Professor Wallentin has published more than 700 papers in peer-reviewed international
Journals. He was the President of the Swedish Cardiac Society, and from 2000 to 2002, he founded and served as President of the Swedish Heart Association. He has also received several prestigious research awards and was in 2010 honored with the European Society of Cardiology Gold Medal for his outstanding contributions to the science and practice of cardiology.

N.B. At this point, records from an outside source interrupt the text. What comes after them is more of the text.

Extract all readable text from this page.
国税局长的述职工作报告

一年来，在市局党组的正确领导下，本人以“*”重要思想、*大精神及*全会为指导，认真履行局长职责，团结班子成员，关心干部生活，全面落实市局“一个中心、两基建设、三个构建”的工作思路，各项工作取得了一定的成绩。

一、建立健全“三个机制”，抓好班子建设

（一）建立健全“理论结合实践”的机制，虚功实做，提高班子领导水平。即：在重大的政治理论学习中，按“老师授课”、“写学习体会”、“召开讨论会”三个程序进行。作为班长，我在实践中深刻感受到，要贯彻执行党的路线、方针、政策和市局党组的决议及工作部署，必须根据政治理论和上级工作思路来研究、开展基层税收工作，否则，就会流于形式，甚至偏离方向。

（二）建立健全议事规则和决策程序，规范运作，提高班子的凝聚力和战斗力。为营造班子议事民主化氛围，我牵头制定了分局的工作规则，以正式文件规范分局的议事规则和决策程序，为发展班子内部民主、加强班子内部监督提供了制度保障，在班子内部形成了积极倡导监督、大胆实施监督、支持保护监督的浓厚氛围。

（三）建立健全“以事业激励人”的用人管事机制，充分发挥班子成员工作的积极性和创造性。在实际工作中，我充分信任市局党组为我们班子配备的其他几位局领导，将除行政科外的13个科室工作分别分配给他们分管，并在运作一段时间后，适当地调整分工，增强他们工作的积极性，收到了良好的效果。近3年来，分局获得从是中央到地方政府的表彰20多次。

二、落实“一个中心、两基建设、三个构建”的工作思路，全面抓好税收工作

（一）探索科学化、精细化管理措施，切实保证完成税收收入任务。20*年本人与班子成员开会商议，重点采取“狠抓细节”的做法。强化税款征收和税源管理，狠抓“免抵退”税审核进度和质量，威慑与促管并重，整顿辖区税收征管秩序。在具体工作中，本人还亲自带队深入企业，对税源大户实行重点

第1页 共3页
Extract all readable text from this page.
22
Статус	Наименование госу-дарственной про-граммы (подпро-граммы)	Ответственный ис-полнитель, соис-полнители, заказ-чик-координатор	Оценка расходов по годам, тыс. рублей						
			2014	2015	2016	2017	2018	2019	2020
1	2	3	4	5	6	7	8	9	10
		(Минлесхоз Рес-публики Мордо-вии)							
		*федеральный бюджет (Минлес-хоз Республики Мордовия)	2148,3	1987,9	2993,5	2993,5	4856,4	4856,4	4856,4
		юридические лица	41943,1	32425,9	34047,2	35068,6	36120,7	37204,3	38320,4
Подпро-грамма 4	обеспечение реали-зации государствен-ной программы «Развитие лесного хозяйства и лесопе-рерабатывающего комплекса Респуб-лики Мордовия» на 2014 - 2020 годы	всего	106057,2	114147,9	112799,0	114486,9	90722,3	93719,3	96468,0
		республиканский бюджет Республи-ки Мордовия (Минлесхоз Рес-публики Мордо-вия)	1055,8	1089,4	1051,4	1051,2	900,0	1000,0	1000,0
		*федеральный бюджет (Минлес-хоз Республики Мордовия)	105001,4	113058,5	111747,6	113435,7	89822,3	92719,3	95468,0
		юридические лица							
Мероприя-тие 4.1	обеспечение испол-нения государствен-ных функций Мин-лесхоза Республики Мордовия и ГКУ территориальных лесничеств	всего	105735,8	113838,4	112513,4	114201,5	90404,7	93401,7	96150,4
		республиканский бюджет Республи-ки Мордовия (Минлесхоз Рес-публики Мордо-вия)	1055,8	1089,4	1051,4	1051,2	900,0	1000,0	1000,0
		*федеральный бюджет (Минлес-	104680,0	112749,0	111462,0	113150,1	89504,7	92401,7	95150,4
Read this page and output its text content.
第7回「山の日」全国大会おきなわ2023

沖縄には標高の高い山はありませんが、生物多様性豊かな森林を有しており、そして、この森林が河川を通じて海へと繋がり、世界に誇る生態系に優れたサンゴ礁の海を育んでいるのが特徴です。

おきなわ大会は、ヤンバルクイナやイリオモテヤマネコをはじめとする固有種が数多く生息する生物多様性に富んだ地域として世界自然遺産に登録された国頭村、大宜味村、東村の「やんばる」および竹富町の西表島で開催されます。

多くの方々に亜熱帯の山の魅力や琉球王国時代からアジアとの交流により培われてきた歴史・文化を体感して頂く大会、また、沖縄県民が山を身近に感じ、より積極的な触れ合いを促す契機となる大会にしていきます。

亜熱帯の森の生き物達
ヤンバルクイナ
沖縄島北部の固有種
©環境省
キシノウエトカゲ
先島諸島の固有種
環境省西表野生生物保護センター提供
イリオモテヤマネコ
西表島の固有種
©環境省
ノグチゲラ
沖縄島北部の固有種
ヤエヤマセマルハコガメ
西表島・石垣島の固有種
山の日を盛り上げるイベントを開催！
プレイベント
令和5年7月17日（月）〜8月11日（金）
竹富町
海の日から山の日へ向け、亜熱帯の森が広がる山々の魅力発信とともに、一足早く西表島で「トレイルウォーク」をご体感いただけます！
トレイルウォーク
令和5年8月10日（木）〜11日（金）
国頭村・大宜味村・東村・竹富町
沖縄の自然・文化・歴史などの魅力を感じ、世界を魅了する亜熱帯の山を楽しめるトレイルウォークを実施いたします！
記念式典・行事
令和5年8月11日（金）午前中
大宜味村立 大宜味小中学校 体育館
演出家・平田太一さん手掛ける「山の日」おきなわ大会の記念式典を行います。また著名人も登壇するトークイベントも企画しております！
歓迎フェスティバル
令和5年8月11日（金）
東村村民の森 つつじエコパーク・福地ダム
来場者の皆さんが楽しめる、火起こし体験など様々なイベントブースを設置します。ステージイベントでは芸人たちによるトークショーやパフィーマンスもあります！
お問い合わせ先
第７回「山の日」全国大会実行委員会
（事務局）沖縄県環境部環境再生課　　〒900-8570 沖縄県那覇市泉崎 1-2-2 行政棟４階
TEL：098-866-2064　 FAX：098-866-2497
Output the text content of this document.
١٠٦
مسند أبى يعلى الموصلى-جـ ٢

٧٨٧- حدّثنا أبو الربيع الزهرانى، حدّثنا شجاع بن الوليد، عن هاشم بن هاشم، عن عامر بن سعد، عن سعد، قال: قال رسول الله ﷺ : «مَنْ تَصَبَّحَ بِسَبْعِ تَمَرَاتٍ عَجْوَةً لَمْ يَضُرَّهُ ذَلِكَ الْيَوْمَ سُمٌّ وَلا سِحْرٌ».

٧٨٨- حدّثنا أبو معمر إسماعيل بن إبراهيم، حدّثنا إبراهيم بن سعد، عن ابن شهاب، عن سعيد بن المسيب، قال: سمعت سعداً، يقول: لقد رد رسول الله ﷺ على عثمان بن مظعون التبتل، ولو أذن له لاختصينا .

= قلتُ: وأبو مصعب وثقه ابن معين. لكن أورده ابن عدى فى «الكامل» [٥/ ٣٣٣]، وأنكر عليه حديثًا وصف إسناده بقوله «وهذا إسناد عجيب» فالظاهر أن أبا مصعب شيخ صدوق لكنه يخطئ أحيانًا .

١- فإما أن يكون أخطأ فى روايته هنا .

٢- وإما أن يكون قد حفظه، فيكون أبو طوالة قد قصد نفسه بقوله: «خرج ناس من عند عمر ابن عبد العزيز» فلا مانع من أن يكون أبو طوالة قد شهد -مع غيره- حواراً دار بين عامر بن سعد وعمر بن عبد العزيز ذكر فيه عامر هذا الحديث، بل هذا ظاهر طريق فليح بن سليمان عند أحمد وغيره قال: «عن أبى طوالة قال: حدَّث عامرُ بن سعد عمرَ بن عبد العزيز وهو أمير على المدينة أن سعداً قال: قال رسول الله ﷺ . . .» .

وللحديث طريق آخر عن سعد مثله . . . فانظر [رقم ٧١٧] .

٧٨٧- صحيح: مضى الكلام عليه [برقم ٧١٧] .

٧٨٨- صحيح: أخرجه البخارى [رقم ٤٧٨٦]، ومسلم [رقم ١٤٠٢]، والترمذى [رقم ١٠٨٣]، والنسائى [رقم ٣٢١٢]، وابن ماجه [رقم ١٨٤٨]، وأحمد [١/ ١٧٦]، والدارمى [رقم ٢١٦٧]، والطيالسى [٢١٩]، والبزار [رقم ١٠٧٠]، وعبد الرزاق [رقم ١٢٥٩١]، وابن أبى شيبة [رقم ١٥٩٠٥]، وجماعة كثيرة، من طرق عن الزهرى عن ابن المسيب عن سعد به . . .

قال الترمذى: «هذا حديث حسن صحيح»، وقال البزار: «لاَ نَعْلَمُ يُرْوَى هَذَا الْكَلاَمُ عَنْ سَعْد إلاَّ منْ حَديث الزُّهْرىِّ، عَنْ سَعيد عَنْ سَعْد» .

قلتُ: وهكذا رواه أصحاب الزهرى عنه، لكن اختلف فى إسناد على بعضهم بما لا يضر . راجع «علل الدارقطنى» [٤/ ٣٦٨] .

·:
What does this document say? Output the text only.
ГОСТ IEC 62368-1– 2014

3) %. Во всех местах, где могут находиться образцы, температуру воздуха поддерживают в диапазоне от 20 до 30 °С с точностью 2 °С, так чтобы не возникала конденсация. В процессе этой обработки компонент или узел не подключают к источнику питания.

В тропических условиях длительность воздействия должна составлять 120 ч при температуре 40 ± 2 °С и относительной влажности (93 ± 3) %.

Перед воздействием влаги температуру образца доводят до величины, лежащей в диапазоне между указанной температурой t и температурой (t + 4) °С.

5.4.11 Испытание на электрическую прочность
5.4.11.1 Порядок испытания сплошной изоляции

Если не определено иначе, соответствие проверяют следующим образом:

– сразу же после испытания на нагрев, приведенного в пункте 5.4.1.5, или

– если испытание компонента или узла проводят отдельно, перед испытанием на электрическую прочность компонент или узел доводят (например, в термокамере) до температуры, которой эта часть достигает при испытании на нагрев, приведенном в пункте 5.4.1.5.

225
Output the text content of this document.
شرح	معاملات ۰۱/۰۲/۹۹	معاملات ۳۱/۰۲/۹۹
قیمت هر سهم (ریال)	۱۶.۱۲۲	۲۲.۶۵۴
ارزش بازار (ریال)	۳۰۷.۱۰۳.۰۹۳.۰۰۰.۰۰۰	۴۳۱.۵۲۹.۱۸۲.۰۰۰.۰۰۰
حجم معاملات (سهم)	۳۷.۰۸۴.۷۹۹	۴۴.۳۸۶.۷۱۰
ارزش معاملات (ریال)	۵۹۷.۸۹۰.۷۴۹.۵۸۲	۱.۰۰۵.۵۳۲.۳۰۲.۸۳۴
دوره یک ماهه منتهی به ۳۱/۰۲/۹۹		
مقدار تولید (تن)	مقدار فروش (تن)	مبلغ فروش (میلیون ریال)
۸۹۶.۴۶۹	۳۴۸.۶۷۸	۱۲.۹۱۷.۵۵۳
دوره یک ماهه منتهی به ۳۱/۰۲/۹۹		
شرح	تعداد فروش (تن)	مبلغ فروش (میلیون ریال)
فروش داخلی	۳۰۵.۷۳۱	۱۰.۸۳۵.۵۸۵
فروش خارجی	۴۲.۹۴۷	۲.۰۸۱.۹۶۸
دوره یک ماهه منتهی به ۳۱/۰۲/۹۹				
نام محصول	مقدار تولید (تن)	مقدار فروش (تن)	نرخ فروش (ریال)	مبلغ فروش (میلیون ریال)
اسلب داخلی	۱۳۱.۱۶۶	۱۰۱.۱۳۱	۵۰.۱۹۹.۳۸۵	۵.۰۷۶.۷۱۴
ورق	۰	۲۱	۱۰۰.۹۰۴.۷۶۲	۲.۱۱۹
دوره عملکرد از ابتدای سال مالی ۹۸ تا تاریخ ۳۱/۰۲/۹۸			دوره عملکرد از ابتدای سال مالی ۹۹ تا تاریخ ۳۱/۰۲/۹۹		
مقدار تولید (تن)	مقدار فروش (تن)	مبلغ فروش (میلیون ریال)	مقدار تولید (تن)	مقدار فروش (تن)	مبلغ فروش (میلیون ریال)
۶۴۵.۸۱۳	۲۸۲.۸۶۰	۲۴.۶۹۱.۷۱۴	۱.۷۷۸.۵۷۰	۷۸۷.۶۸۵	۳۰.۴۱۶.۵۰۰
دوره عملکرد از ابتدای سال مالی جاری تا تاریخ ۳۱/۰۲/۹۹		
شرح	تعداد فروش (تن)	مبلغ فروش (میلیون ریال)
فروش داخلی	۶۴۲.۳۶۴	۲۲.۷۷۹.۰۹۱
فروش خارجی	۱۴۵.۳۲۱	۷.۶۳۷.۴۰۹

Dr. Xia Yang is currently a tenured Associate Professor in the Department of Integrative Biology and Physiology and a member of the Institute of Quantitative and Computational Biology at UCLA. Her lab focuses on developing and applying multi-tissue multi-omics systems biology approaches to understand the gene networks perturbed by genetic and environmental risks of complex human diseases including cardiometabolic diseases and brain disorders (https://yanglab.ibp.ucla.edu). She received her PhD degree in Molecular Genetics with an emphasis on Bioinformatics from Georgia State University and obtained postdoctoral training at UCLA under the guidance of Dr. A. Jake Lusis. She subsequently worked as Senior Scientist at Merck & Co./Rosetta Inpharmatics and also led the Systems Biology group at Sage Bionetworks before returning to UCLA as a faculty member.